The chauffeur prided himself on being cosmopolitan, a man of the world via Saigon and Paris. So he began by telling me about all the cafés and dance halls in Paris that are filled, he said, with men like me. He never visited any of them, he said. He had only read about them in the writings of those doctors who were trying to find a cure. "Men with men. Men with men who behaved like women. Women who behaved like men with women who behaved like women, et cetera. The mutations of your condition are endless," the chauffeur explained. Endlessly fascinating, I thought. After his informative and in-depth lecture on the varietal nature of human attraction, the chauffeur, or "Dr. Chauffeur," as he in all fairness ought to be called, prescribed for me a regimen of rigorous physical exercise and a decreased intake of garlic, ginger, and other "hot" spices. No garlic? No ginger. What a quack! I thought. But I suppose the chauffeur was simply proving himself to be a poet, after all. His recommended course of action had little to do with science. It was based on something more intuited than learned. It identified him as a believer, a healer who places his faith in the body's ability to transform itself through the denial of what it naturally craves. I would hardly call that a skill, I thought.
But being both a poet and a doctor did help the chauffeur to see that whatever the gardener's helper was suffering from had afflicted him too long ago and was now only an aching, a bell ringing in his kneecaps when it rained. Painful, yes, but hardly worth a thorough examination, the chauffeur thought. As for Blériot and me, the chauffeur saw blood pumping through a nicked artery. Immediate attention was required, he decided. Though if I am to believe the chauffeur, it was in the end Madame's secretary who told. "A woman is always to blame," as the Old Man would say.

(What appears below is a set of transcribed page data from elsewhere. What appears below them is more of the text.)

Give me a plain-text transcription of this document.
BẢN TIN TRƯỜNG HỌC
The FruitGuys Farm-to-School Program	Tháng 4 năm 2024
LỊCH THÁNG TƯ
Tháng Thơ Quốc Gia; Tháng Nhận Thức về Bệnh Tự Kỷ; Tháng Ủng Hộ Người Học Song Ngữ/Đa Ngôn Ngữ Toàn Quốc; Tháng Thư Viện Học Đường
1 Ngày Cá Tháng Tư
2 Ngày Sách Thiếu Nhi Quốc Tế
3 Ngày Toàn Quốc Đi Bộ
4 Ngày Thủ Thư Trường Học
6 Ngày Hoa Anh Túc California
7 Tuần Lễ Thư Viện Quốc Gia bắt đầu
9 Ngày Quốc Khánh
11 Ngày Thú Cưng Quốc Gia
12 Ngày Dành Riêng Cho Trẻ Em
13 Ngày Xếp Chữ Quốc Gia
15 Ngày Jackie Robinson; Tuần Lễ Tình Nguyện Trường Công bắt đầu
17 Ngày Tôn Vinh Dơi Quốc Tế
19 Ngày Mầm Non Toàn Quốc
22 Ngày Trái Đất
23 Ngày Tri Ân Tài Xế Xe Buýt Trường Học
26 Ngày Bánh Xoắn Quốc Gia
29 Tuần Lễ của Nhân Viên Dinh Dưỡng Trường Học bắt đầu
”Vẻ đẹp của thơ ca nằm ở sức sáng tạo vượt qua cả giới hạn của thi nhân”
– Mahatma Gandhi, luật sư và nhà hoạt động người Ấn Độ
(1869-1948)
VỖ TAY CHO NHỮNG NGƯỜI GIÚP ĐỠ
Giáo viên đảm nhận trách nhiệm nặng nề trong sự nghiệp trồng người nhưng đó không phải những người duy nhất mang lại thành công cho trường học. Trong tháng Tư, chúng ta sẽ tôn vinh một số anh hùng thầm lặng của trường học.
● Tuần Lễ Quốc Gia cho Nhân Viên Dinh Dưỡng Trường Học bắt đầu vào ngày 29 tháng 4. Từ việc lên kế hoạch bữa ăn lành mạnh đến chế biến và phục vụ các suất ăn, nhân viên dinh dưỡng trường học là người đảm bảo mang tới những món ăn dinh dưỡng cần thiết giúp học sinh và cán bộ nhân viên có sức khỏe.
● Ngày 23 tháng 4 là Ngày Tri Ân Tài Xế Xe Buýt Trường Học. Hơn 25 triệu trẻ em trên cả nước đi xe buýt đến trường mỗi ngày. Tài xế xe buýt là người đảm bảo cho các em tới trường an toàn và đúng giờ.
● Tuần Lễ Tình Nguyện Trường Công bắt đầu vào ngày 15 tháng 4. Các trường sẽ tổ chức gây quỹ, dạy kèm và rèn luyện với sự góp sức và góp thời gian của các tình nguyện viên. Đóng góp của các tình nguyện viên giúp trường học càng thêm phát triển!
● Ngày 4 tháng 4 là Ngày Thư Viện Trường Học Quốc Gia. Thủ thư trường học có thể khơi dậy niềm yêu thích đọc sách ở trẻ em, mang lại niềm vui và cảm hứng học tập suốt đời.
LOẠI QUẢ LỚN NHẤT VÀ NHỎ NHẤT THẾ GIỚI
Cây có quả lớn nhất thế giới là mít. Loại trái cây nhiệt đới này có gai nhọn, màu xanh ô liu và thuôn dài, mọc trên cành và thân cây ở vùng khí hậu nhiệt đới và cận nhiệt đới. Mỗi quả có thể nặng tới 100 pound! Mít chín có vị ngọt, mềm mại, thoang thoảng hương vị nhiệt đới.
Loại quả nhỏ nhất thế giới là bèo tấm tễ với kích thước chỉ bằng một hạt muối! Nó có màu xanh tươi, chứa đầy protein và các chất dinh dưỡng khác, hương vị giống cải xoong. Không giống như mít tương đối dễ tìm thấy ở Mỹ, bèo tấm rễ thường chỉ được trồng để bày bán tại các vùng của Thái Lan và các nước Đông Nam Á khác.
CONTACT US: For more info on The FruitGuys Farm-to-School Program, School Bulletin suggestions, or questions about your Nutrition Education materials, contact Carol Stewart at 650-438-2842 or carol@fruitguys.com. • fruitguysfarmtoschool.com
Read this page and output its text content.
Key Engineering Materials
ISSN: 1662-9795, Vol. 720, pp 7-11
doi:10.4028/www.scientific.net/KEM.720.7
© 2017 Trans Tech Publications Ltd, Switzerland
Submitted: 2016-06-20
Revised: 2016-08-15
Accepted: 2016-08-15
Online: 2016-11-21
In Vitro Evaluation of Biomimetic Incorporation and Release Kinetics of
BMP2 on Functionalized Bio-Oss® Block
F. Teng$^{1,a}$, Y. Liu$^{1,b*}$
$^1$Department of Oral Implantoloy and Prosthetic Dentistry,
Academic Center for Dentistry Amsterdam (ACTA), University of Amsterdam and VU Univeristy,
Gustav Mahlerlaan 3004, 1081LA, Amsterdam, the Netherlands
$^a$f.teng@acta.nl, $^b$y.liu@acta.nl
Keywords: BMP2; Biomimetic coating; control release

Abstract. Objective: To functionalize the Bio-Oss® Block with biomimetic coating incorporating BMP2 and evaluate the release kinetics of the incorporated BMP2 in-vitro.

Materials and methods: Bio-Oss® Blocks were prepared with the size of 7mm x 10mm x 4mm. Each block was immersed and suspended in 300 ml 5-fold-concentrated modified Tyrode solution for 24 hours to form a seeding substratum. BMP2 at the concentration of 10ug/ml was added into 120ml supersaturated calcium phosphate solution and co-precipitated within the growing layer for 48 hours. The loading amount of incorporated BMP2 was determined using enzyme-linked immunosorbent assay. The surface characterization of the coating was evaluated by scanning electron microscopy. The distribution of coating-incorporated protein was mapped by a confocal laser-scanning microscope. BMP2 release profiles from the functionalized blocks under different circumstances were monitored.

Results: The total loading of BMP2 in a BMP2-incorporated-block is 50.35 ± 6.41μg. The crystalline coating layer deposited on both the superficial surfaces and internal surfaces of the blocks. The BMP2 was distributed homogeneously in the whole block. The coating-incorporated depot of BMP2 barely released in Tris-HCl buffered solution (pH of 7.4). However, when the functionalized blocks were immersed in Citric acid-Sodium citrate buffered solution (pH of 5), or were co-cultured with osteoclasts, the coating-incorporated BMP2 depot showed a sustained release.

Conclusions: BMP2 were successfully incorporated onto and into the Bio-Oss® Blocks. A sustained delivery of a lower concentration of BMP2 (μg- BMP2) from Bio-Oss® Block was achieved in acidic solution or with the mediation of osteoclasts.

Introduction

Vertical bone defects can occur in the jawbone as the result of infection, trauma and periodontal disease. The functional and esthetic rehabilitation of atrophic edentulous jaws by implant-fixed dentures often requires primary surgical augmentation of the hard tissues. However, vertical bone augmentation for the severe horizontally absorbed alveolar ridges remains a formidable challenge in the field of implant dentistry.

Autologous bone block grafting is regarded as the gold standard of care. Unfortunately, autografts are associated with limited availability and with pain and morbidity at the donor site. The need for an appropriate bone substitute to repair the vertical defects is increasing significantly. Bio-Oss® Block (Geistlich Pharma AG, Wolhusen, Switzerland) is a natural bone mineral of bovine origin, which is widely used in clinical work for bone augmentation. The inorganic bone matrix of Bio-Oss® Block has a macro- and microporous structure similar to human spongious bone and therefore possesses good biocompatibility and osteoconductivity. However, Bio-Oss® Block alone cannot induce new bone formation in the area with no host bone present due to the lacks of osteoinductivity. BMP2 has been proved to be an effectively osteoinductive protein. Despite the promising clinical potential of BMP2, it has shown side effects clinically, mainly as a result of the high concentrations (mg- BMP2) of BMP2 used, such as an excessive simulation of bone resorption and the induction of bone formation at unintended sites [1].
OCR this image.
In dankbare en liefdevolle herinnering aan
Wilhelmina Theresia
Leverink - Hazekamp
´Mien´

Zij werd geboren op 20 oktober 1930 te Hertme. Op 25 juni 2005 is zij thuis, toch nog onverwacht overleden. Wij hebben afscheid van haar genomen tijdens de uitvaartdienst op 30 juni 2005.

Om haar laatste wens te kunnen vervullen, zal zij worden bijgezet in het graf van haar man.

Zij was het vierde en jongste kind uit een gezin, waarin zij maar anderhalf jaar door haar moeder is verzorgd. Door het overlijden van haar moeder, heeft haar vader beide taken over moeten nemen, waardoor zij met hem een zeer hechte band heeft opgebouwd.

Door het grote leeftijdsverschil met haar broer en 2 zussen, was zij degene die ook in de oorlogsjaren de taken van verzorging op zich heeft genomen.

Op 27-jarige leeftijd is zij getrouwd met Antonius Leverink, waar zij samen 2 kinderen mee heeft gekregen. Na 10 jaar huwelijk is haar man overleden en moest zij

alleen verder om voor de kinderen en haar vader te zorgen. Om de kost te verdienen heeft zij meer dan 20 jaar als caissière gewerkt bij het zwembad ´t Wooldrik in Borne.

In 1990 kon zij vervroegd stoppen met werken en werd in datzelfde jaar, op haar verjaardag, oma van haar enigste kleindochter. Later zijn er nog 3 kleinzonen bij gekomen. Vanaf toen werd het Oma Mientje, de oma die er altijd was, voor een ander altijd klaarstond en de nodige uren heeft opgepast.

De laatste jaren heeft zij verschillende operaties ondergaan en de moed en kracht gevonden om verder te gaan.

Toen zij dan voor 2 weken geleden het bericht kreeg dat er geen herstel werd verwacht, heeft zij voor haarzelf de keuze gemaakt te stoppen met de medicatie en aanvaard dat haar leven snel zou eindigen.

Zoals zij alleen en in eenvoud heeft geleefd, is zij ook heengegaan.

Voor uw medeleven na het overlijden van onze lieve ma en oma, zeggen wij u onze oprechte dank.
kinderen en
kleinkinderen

Madame's secretary, according to the chauffeur, had devised an elaborate plan to seduce Blériot. Madame's birthday dinner was to be the place and time. A new dress, a string of freshwater pearls to accentuate the pink in her skin, and her signature special-occasion heels, the whole thing was sordid, but the worst part of it, according to the chauffeur, was that Madame's secretary had to go and tell him all about it. "Like I was her sister!" he said, shaking his head from side to side, a pendulum swinging from embarrassment to disbelief. "Like I was her sister," the chauffeur repeated. As the anniversary of Madame's birth drew closer, the details became more elaborate, said the chauffeur. Lace for the dress, perfume for the skin, barrettes for the hair, but all he could think about were her high heels. How they would make her feet raw with pain, red even, he thought. How tender they would be by the night's end. How he could rub them with salt and water. How swollen they would be in his hands. Desire comes to us in many guises, and the chauffeur's were apparently shod in a punishing pair of heels. And he thinks I am the one with the condition, I thought.